During this time, I was growing spiritually and my heart was good soil and produced fruit. Over the years, as I was raising a family, active in the church, my life became busier and sometimes I would find myself not spending time in the Word and not receiving fresh revelation and it was so much easier for the things of the world to creep in and some of that hunger for the Word to lessen. Now I understand more than ever how important it is to put the Word first, to make it the foundation for every area of my life, to build my life around the Word. It is my responsibility to stay hungry and stay excited about the Word, whether I am studying it or hearing it preached.

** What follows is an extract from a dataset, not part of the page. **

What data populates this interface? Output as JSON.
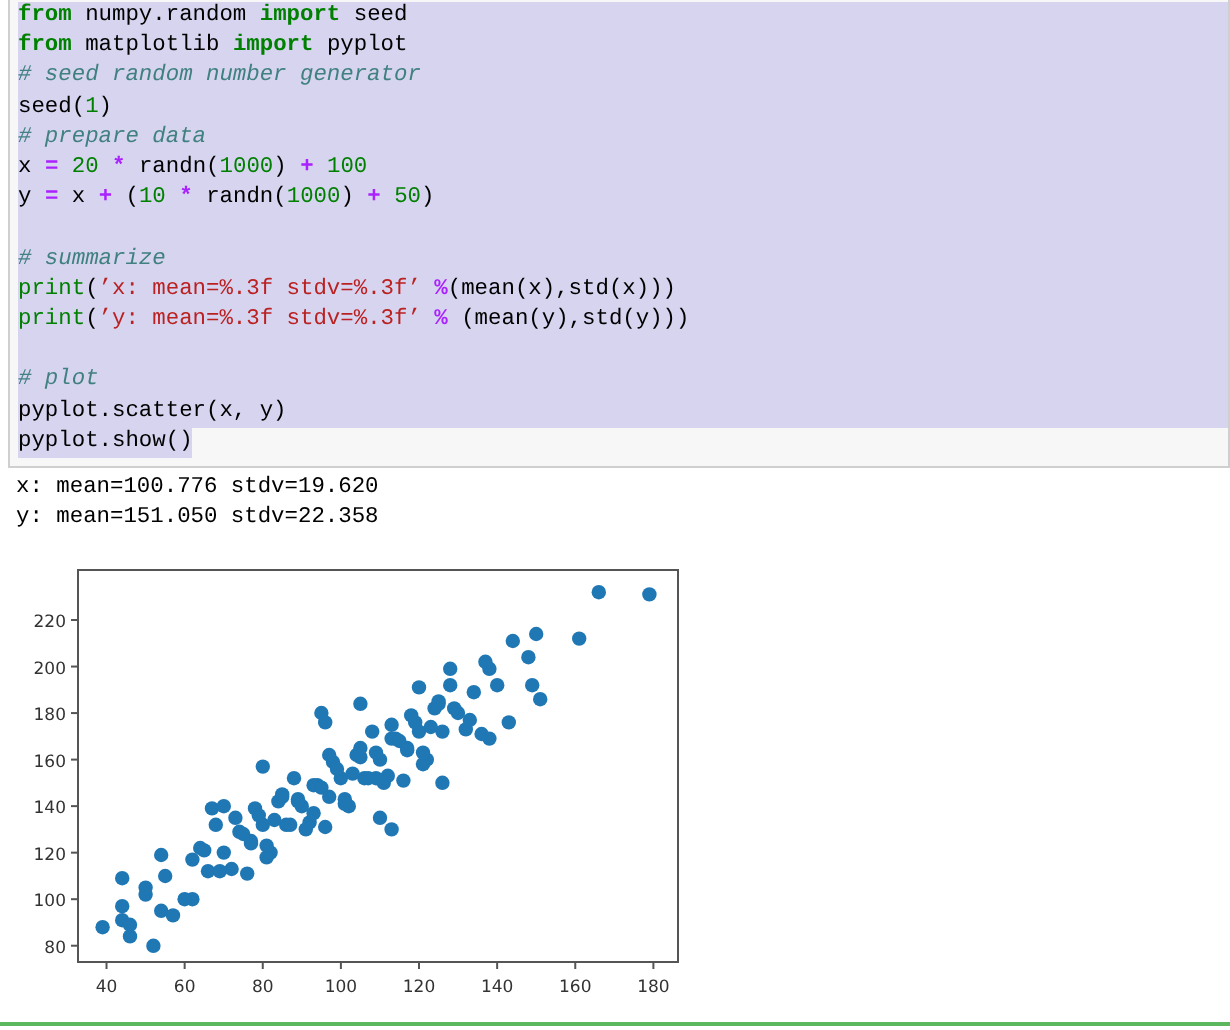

My hearts cry had been for God to speak to me, to show me something because I want to take that next level with Him. When God spoke to me by the word, my heart was changed. I got a new and fresh fire that I had been desperately seeking. If your heart is not ready to receive the word, then it will go in one ear and out the other. Of course it will be sown on the inside of you but you won’t truly get the revelation of the word until you open your heart & be ready to take that step to change. When you let the word transform you though, it will fill you with a joy & will change you from the inside out. Open up your heart to receive what God has. You will never be the same!
Words cannot describe how much God has moved in my life since I became a student at the River Bible Institute. Within just a few weeks God has shown so much to me. Even though I was raised in church my whole life, I felt I had been missing the true work of God and the Holy Spirit in my heart. One of my first services at the River, Pastor Rodney spoke on the farmer and seed parable in Mark 4. The message of the seed representing the word of God and the ground representing the heart of man revealed how important it was for me to truly study and receive God’s word in my heart. There are a number of times in my life where I have brushed off the word and not received it like the seed falling on the footpath, or where I initially received with joy but failed to establish “deep roots.” I fell away as soon as I encountered problems, like the seed falling on rocky soil. The part of the parable I most relate to is the seed falling among the thorns. This describes the enormous presence of worry and depression that has tended to overtake my life and cloud my daily walk with God. It was when I heard this message that I prayed for a receptive heart free from worry or depression. Since then, God has given me a freedom that I have desired my whole life. I now read God’s word wanting to be sown into and I have cast all cares toward my heavenly father. With this new heart spiritual fruit has flourished in my life, particularly with JOY and PEACE. I pray that God continues to soften my heart and to mold me into his perfect servant. Hallelujah!